Edwin A Schauble, George R. Rossman and Hugh P. Taylor, Jr.


Division of Geological and Planetary Sciences
California Institute of Technology, MS 170-25, Pasadena, CA 91125

Geochimica et Cosmochimica Acta

 

 

ABSTRACT

Equilibrium chlorine-isotope (37Cl/35Cl) fractionations have been determined using published vibrational spectra and force-field modeling to calculate reduced partition function ratios for Cl-isotope exchange. Ab initio force fields calculated at the HF/6-31G(d) level are used to estimate unknown vibrational frequencies of 37Cl-bearing molecules, whereas crystalline phases are modeled using published lattice-dynamics models. Calculated fractionations are principally controlled by the oxidation state of Cl and its bond-partners. Molecular mass (or the absence of C-H bonds) also appears to play a role in determining relative fractionations among simple Cl-bearing organic species. Molecules and complexes with oxidized Cl (i.e., Cl0, Cl+, etc.) will concentrate 37Cl relative to chlorides (substances with Cl-). At 298 K, ClO2 (containing Cl4+) and [ClO4]- (containing Cl7+) will concentrate 37Cl relative to chlorides by as much as 27 per mil and 73 per mil, respectively, in rough agreement with earlier calculations (Kotaka and Kakihana, 1977; Richet et al., 1977, Urey 1947) Among chlorides, 37Cl will be concentrated in substances where Cl is bonded to +2 cations (i.e., FeCl2, MnCl2, micas and amphiboles) relative to substances where Cl is bonded to +1 cations (like NaCl) by ~2-3 per mil at 298 K; organic molecules with C-Cl bonds will be even richer in 37Cl (~5-9 per mil at 298 K). Precipitation experiments (Eggenkamp et al., 1995), in combination with our results, provide an estimate for Cl-isotope partitioning in brines, and suggest that silicates (to the extent that their Cl atoms are associated with nearest-neighbor +2 cations analogous with FeCl2 and MnCl2) will have higher 37Cl/35Cl ratios than coexisting brine (by ~2-3 per mil at room temperature). Calculated fractionations between HCl and Cl2, and between brines and such alteration minerals, are in qualitative agreement with both experimental results and systematics observed in natural samples.

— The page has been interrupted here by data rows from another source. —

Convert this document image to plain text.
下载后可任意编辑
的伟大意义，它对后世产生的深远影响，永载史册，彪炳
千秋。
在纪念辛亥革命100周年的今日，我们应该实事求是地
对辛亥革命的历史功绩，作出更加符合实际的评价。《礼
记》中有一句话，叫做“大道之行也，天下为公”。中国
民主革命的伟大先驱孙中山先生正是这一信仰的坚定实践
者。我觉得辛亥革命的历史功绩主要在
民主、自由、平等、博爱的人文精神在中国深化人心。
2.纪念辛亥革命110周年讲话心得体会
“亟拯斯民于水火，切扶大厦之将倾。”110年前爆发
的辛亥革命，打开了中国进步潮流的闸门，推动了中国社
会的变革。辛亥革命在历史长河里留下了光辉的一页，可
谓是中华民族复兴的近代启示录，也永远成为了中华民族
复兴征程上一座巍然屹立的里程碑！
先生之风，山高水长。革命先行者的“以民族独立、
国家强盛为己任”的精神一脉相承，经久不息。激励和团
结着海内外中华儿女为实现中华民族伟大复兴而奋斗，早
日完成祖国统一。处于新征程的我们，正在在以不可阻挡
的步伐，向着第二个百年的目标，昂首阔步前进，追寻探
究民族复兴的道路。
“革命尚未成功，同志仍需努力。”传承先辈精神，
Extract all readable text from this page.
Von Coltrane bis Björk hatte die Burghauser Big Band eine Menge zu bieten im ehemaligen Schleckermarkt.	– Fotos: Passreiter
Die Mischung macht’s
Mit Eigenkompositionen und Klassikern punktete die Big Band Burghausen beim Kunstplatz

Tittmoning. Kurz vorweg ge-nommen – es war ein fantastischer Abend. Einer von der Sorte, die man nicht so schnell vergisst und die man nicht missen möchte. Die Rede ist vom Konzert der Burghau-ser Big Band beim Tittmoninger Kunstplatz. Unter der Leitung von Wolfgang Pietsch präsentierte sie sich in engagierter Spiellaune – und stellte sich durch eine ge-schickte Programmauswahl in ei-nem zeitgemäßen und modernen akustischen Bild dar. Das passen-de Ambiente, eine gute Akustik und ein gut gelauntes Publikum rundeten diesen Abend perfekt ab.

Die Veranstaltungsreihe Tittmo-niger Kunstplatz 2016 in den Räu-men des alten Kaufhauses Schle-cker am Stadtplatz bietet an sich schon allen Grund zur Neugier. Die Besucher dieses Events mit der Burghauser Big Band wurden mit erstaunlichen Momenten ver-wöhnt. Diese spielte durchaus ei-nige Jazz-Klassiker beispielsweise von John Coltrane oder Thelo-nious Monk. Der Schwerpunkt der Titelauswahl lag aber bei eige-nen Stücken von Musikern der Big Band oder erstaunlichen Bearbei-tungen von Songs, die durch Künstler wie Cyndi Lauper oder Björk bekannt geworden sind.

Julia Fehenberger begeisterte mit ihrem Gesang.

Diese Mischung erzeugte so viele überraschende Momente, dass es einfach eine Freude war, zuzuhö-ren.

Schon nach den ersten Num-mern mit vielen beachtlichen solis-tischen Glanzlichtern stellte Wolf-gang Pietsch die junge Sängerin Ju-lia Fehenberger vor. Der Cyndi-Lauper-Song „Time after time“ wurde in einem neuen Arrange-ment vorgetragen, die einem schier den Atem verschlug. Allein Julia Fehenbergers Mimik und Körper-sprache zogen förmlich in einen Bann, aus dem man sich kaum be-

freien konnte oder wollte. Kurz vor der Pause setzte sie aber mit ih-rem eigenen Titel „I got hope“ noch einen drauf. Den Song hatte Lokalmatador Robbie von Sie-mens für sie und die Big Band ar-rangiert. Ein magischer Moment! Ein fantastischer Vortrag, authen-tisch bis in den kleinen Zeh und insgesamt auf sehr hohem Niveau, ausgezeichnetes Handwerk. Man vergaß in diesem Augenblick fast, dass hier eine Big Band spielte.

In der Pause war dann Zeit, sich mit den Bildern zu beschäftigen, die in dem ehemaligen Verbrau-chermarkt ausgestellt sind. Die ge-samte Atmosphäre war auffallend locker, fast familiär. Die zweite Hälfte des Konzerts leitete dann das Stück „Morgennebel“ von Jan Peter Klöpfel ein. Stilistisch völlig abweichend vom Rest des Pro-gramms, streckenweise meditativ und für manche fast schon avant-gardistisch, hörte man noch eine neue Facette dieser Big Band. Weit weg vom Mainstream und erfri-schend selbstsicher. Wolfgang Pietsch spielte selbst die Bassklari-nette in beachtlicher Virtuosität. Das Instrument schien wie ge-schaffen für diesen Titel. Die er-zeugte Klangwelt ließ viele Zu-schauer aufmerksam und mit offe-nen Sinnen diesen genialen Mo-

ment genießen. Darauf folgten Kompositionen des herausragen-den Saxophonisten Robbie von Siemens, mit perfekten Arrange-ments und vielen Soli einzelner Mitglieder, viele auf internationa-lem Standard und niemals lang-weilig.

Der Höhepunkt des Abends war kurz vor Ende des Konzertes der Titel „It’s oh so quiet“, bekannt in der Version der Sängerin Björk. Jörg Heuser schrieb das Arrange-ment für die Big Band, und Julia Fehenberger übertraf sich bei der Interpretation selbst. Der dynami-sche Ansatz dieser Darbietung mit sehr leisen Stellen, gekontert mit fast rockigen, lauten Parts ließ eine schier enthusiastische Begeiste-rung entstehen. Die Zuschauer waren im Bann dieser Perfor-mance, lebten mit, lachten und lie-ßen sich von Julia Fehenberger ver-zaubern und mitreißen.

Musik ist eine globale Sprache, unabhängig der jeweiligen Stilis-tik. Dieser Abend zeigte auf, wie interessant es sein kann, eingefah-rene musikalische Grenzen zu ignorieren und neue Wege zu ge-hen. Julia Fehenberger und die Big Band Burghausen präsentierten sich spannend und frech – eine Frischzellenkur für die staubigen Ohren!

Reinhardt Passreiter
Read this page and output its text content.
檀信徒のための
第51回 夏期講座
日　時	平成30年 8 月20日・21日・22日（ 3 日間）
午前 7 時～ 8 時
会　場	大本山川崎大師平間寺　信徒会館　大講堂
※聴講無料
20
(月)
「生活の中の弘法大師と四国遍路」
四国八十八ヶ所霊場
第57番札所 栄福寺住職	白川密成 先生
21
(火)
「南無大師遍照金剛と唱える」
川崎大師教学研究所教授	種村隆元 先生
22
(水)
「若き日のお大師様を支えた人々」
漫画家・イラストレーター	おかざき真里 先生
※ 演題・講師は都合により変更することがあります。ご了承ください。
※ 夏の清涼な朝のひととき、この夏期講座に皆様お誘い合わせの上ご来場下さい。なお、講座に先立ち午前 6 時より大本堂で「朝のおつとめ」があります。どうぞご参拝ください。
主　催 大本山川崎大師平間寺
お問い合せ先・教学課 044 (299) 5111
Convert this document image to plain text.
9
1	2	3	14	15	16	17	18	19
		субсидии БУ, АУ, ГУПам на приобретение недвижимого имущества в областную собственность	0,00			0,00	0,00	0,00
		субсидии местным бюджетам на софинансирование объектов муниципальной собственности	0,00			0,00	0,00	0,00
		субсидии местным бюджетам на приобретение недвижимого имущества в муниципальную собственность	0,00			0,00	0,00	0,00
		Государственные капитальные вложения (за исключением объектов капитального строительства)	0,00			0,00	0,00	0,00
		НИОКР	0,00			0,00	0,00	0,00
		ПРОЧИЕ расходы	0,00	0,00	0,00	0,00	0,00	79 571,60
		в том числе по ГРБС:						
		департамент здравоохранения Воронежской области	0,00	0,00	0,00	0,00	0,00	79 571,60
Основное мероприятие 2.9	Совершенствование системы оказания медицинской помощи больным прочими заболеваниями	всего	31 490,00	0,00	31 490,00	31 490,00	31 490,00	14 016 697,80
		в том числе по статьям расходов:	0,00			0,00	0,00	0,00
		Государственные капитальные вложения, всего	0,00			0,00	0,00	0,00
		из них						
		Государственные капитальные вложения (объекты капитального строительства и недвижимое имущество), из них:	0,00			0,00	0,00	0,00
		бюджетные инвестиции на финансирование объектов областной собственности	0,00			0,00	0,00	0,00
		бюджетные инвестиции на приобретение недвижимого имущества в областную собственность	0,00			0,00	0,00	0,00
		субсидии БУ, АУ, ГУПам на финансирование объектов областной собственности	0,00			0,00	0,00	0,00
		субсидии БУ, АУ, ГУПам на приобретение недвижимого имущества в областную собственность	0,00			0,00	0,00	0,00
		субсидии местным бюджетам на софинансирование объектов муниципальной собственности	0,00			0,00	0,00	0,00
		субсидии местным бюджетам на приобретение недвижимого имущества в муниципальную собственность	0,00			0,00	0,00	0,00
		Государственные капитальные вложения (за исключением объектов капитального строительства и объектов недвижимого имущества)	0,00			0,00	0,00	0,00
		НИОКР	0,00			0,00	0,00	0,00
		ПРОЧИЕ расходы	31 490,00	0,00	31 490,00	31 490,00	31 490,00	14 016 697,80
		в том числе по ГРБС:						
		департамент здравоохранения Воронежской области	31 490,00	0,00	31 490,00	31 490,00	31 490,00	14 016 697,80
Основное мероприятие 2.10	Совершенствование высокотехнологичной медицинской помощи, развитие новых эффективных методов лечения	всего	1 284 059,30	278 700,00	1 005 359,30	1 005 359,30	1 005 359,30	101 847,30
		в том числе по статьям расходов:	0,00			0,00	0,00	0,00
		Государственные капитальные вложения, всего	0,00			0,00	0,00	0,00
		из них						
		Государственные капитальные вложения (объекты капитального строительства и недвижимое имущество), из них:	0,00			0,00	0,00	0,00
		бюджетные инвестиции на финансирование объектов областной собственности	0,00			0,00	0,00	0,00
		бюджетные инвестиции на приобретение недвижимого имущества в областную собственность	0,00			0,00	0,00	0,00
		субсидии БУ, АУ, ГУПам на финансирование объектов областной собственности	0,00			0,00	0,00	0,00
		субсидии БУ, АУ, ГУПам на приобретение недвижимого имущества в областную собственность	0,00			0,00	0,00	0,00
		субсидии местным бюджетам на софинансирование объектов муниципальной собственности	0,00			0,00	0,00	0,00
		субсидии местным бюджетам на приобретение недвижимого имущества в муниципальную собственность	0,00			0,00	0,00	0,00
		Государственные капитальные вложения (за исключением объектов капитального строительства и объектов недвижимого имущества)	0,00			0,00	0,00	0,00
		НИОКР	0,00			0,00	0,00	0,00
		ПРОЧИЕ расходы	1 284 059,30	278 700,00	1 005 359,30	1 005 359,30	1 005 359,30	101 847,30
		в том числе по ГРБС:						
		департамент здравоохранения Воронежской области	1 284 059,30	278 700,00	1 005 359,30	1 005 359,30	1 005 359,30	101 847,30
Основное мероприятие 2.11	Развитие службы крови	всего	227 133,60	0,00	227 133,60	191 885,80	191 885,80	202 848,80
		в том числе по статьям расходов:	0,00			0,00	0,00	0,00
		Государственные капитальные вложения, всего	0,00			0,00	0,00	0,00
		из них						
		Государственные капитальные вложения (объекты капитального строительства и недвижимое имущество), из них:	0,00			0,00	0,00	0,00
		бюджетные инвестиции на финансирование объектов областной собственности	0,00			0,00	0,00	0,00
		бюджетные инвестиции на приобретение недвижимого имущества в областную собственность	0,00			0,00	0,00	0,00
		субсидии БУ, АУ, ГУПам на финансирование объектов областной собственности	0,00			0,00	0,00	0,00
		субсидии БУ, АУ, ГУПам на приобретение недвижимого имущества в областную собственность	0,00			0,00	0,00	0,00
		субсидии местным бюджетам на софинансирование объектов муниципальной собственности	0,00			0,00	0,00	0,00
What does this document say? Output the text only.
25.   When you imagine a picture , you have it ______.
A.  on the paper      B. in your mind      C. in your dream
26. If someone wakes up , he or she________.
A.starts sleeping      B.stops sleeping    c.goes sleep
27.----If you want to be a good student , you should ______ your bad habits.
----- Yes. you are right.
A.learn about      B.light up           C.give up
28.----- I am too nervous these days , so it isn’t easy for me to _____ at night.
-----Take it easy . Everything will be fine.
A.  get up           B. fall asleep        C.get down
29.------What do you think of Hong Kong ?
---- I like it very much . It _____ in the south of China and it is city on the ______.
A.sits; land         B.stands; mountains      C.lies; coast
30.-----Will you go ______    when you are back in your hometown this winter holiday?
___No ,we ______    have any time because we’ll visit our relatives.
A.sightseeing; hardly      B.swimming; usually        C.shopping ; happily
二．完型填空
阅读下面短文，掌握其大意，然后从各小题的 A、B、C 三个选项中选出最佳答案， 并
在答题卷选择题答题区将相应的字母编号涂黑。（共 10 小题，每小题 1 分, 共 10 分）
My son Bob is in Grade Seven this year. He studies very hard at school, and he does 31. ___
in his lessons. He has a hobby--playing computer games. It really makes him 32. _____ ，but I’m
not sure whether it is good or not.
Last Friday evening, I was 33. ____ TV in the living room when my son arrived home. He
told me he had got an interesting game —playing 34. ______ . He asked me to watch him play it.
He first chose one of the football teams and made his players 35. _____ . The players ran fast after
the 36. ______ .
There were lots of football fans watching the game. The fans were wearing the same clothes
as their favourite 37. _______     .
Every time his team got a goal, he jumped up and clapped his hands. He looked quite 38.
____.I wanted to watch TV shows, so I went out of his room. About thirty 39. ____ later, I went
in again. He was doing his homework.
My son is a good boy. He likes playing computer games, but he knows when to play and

Our results suggest that Cl-bearing organic molecules will have markedly higher 37Cl/35Cl ratios (by 5.8 per mil to 8.5 per mil at 295 K) than coexisting aqueous solutions at equilibrium. Predicted fractionations are consistent with the presence of an isotopically heavy reservoir of HCl that is in exchange equilibrium with Cl-aq in large marine aerosols, as inferred by Volpe (1998).